Feature Articles

Intel 810 Chipset Review

By Vijay Anand - 8 Jun 1999

Overview and i810 Chipset Architecture

** All benchmakrs, results and opinions are based on the world's first i810 motherboard, the DFI-PW65D, which I had for testing. But generally, most i810 boards should have many similarities between them, hence this article should be valid for all i810 motherboards**

Introduction

Ever wondered how basic home and office PC's are getting so cheap (apart from falling component costs)? The keyword here is integration. As technology improves, it gets easier and more feasible to compact more features into a silicon and eliminating many smaller components that are sprawled everywhere on the motherboard or expansion card (if it's a video/sound card) and reducing the area of the PCB needed among other benefits. Just take a peek into a PC of 15 years back; Such a PC needed a separate I/O card, numerous small soldered/socketed cache chips for a tiny (in today's context ) amount of L2 cache, HDD's were as huge and thick as a dictionary (and weighed as much as slim printer), video and sound cards were very long, clumsy and needed many supporting ICs to do rudimentary functions and much more! Shift to the present day and the same items are as follows: The I/O card is gone and it's functions have been integrated on to the motherboard, motherboards basically have only 2 main silicon chips controlling everything on the board and L2 cache has now been integrated within the CPU (Celeron and K6-3), HDD's pack enormous amounts of data (so much that 15 years back, if you told a person you owned a 25GB HDD, he would think you were the richest person in the country!) in only a 3.5-inch form factor, video cards look so small and simple that it basically consists of the chipset, ram and the connectors! Some motherboards just integrate both sound and video on to the spare-space onboard.

Talking about Integration, SIS was the first chipset vendor to combine video and later on, video + audio in it's motherboard chipsets. It was very suitable for simple office and home users, who mainly run typical office applications, play 2D games and listen to audio CDs. Try running database related applications and 3D games and you'll be disgusted with its sloppy performance. The same goes for it's sound quality, which is just adequate for office usage. Recently VIA decided to dabble in built-in video solutions and struck a deal with Trident (a long forgotten video chip giant) to use Trident Blade's core into it's new MVP4 chipset (basically an MVP3 core) with UDMA-66 support. But up till now, all of the integrated video solutions on the motherboard chipsets are not even the least enticing, even the MVP4. Not only the video core isn't powerful enough but also the fact that it uses UMA to utilize part of the system RAM for graphics memory and the bandwidth serving all this is very lacking for 3D applications/games.

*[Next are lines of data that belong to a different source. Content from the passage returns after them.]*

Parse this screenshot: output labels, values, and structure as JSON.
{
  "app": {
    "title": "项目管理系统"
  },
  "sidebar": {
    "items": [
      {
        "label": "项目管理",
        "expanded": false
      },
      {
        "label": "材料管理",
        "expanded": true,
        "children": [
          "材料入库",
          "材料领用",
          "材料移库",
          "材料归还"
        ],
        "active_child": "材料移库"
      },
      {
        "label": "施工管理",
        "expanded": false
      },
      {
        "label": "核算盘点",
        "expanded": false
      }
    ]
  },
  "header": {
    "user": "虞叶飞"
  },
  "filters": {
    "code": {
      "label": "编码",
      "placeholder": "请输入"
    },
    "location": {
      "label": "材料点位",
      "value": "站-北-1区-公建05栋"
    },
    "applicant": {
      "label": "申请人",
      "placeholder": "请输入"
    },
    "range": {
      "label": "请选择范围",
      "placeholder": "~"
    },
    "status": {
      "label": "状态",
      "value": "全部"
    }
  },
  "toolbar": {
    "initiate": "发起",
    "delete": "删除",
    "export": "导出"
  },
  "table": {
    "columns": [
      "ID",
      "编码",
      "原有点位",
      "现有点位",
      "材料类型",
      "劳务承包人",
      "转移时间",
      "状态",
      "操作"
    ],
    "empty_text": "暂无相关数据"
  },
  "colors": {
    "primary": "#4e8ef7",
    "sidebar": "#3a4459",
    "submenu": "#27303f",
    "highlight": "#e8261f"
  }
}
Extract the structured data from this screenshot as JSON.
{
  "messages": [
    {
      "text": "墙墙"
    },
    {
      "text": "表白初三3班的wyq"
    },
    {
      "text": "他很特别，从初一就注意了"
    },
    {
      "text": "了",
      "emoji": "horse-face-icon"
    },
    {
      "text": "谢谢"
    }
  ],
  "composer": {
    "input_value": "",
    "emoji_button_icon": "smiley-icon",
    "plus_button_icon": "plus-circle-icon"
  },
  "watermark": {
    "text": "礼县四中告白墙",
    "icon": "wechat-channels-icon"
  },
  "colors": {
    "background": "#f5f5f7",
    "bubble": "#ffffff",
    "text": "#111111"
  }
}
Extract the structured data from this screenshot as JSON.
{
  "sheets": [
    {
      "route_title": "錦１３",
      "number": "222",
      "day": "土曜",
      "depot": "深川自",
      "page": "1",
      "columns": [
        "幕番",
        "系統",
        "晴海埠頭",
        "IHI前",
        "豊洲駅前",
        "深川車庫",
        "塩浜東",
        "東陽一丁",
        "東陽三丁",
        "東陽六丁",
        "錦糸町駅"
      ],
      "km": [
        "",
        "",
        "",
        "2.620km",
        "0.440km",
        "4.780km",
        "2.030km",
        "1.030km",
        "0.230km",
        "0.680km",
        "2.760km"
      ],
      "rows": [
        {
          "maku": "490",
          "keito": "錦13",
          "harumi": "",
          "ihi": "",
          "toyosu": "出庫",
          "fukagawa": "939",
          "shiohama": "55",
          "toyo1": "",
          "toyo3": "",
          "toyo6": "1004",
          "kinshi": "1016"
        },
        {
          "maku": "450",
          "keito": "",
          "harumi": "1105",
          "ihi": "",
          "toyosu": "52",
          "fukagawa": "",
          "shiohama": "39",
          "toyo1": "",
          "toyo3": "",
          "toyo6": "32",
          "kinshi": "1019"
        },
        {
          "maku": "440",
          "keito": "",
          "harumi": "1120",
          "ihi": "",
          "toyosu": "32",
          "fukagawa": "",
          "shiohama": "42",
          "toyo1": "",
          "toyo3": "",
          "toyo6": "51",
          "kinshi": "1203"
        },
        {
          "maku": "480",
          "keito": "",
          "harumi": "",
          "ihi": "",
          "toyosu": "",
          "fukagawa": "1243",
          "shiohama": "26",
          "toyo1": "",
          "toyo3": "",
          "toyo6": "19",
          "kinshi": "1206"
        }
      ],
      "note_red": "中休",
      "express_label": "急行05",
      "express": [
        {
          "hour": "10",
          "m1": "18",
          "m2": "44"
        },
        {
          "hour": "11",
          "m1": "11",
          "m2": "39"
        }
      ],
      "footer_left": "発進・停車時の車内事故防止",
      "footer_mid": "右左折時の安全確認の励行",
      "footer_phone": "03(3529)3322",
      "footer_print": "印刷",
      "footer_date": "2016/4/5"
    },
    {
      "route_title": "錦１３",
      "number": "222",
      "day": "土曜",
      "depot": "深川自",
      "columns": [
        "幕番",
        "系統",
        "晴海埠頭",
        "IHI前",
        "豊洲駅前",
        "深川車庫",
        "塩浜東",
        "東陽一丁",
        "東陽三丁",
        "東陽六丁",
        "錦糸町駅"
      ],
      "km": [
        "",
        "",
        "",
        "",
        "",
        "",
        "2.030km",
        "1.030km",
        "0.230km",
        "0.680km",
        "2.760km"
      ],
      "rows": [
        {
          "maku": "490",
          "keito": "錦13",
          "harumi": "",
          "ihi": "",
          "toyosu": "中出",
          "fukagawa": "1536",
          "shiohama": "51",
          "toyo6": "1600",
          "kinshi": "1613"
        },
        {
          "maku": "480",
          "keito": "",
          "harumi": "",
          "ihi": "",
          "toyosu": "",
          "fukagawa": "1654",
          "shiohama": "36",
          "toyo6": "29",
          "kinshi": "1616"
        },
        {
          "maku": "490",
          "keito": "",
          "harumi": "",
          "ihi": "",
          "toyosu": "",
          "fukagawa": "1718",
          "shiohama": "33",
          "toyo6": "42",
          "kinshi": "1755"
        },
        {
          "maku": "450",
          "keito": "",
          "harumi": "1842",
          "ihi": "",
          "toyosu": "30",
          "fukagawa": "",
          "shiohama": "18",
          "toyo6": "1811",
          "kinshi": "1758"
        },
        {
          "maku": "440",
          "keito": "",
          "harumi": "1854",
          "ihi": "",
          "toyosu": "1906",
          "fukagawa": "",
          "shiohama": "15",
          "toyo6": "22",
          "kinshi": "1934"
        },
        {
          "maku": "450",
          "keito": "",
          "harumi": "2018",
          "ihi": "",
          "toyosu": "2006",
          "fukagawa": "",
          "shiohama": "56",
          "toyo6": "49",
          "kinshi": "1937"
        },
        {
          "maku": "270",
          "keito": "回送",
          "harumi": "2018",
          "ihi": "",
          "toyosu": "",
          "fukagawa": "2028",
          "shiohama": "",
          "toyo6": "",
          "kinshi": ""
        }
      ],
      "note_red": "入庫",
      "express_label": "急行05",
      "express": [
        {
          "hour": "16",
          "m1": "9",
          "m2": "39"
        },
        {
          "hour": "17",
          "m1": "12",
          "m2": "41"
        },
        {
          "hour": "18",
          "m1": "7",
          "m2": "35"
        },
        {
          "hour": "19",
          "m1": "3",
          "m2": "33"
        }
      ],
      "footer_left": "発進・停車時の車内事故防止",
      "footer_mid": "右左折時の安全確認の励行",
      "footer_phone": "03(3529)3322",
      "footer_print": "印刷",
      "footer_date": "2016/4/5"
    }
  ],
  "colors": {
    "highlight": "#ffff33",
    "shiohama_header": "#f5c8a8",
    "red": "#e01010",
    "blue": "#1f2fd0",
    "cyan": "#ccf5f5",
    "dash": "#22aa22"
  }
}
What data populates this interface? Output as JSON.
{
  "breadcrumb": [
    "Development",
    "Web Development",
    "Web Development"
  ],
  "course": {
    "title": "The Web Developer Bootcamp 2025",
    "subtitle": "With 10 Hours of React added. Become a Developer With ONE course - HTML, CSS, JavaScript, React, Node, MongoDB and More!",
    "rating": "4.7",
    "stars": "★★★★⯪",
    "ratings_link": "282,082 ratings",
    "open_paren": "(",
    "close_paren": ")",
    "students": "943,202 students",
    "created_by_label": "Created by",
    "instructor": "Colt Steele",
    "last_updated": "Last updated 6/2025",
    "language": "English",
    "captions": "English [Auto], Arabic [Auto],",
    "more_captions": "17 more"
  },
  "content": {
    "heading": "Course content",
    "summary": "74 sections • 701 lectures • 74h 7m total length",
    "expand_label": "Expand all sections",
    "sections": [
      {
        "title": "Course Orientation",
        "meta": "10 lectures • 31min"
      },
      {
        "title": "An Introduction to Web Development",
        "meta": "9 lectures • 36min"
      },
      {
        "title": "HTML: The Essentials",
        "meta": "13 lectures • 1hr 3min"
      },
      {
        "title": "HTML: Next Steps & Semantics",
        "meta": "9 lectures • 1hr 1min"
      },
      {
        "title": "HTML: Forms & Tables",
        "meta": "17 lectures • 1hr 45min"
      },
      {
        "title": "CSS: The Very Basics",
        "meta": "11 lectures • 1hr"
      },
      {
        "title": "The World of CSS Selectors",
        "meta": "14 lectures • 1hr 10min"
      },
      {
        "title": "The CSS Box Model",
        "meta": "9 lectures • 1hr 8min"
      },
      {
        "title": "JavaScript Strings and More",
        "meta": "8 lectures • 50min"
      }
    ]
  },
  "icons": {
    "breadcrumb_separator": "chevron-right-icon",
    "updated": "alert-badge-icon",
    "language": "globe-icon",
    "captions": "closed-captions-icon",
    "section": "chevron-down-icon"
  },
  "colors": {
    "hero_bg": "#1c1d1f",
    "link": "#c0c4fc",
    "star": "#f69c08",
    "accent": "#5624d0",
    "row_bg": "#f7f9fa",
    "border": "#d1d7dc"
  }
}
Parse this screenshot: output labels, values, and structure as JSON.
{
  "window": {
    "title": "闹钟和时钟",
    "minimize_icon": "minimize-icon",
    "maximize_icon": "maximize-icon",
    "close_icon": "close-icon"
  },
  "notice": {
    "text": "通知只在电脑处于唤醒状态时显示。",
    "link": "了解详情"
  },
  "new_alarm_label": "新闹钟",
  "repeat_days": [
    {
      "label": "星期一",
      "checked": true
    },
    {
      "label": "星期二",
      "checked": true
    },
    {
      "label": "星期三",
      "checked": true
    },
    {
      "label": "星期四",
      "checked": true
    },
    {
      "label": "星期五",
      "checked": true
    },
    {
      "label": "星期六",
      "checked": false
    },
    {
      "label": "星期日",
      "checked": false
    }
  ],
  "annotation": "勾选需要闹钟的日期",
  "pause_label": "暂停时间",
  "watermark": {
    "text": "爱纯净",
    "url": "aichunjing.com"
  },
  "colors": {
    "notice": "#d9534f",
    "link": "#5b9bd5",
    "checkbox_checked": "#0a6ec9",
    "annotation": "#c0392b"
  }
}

Most of the other motherboards in the market have an AGP bus to relieve the system a little and provide a dedicated graphics bus, but the rest of the system still uses the PCI bus as the central backbone, which is getting slow and outdated.

With the release of Intel Celeron processors, Intel finally got the point that there is a big enough market to make cheap CPUs and Intel kept on working something for this market, e.g. the Intel 440 EX and ZX chipset. Intel launched the i810 chipset and the Celeron-466 on the 26th of April and is marketing the i810 chipset specifically with Celeron-based systems in mind. The best part is that it uses a new architecture that is far more efficient than the previous generations and it might just set the tone for the future.

 

The i810 Architecture

Traditionally everything on the system communicates with the CPU and memory via the slow and perhaps saturated central PCI bus, but with the introduction of the i810 chipset, a new architecture is born and is called the Accelerated Bus Architecture (AHA). AHA allows direct communication of the CPU, memory, graphics (built-in to the chipset) and other peripherals. It replaces the PCI as the central bus and the typical North and Southbridge chipsets with a three-hub architecture. The three hubs (which are distinct chips) are the Graphics and Memory Controller Hub (GMCH), the I/O Controller Hub (ICH) and the Firmware Hub (FWH). The below diagram will help to explain how the new AHA works and how each hub helps:

Between the ICH and GMCH, there is an exclusive bus with a bandwidth of 266MB/s (double that of the PCI bus ) to make sure that there is no slowdown for any of the connected peripherals like HDDs, AC97 codec, PCI cards and others, to communicate with the processor or system memory. Another point to note is that the i810 chipset can only support a single CPU unlike the popular Intel 440 BX chipset that can support dual CPUs. It's not much of a matter because the i810 chipset is for the value market or system integrators.